Amen to pretty much everything you said. And...send me your address and I will send you flowers next year!! :) I know though...when people don't remember (not that they should) it's like a stab in a weird way.

I keep telling myself that sometimes we are given trials so we can be strengths to others later. I bet that's exactly what you were to your cousin. Heartache is hard no matter what, but hopefully it can be made easier by having people who understand.

Happy Angel-versary!

Alison said...

Happy Birthday sweet little Harrison. I can relate to everything in your post. I remember on Bridger's birthday is was raining and cold. Everyone told me how appropriate they thought it was, but I didn't like it. It depressed me even more. I also got upset with some family members because they didn't bother to do anything (my MIL). She finally went to his grave because I was upset about it. Like you said, it is different for them. They will never know or understand unless they experience it themselves. I think it is good that you expressed your feelings on your blog so that your close family will have a better understanding of how you feel and what you need on that day.
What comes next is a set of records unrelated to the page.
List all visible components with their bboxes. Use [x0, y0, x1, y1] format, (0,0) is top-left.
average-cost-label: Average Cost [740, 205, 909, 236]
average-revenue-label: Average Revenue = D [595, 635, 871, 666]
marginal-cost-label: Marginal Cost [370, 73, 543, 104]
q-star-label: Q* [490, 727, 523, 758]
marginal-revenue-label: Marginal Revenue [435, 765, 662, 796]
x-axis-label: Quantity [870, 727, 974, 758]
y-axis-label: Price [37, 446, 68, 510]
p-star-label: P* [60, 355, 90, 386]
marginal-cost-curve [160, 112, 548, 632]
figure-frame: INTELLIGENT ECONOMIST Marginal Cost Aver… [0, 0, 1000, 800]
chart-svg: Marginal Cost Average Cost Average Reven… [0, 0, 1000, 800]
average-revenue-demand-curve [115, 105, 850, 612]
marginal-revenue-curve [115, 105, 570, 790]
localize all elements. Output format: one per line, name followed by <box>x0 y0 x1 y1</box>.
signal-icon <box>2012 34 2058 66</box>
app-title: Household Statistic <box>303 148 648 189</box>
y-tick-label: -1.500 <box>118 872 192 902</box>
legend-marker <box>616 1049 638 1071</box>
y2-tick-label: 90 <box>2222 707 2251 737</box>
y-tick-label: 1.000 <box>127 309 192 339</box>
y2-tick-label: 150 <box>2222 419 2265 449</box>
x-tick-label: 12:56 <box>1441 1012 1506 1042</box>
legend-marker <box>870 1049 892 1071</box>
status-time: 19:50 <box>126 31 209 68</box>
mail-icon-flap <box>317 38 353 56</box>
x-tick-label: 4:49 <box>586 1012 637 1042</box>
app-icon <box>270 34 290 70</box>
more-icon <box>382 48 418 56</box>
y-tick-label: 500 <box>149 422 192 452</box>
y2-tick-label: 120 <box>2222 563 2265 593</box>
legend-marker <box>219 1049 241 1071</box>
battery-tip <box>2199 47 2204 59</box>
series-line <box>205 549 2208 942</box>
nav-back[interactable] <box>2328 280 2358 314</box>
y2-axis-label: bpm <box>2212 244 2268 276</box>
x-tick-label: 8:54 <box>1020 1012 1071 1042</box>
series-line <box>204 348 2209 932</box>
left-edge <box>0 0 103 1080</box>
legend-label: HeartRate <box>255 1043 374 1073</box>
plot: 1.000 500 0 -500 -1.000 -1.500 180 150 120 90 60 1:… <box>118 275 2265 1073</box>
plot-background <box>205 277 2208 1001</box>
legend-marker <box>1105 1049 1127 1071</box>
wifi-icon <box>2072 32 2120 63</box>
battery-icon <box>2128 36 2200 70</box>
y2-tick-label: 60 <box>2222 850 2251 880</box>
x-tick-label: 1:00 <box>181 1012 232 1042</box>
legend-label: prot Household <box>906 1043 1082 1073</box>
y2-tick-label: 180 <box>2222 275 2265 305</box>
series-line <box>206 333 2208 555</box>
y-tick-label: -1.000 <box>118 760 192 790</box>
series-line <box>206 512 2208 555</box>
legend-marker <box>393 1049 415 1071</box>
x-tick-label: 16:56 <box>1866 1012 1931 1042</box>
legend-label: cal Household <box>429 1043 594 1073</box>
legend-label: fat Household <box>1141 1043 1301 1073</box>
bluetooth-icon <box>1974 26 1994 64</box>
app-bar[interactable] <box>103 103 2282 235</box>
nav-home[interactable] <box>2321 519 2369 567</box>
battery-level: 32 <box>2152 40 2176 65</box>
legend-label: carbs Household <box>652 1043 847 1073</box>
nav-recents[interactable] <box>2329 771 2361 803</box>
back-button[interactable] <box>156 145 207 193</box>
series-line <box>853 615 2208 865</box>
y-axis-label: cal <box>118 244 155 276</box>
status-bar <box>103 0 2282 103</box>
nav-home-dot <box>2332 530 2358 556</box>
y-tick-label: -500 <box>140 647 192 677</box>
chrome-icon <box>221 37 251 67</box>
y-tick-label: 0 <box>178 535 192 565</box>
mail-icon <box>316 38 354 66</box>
I also read your detailed story of being at Tyler and Laura's that day. We have been in their house so I could picture it all in my mind. After they moved there we also looked into buying a house over there. Scary, Scary, Scary. I am glad you are all ok. That is one of my biggest fears - protecting my children in a life/death situation.

Amy said...

I may not understand exactly what you go through, but I have a hard time too! I think about Harry everyday! I especially think about him on around his birthday. I remember how you almost died and how I just wanted you to go to the hospital and tell them you weren't leaving. I remember helping Trent put the funeral/graveside service together and how hard it was to watch you all leave the hospital alone. I am sad because I love my neices and nephews as much as my own children and it makes me cry when I think he'd be best buddies with Boen, who doesn't have a cousin that age! I know he is in Heaven and you will one day be able to raise him. and i know that I will get to play with him and kiss him and hold him too! I love you all and I do think of him often!!! I just have a hard time bringing it up because I don't want to make you sad and I don't want to be sad either!!! love you all!

Tifani said...

Did you have to make me cry!!! I just couldn't help it seeing little Finn so fascinated with Harry's grave and kissing it. What a beautiful and tender moment. Thank you for sharing your thoughts and emotions in this post. My thoughts also start turning to Micah during this time of year. I just can't help it. I am so thankful to know you and to have had your support during a very difficult time. What a blessing our angel babies are and forever will be. I love you!

Kass said...

You are an inspiration to me April! Happy birthday to your sweet little boy! I'm sure he misses you all so much- & is looking forward to the day when you are reunited for eternity! I know Harry must be so proud of the happy life you lead- even though you miss him beyond description!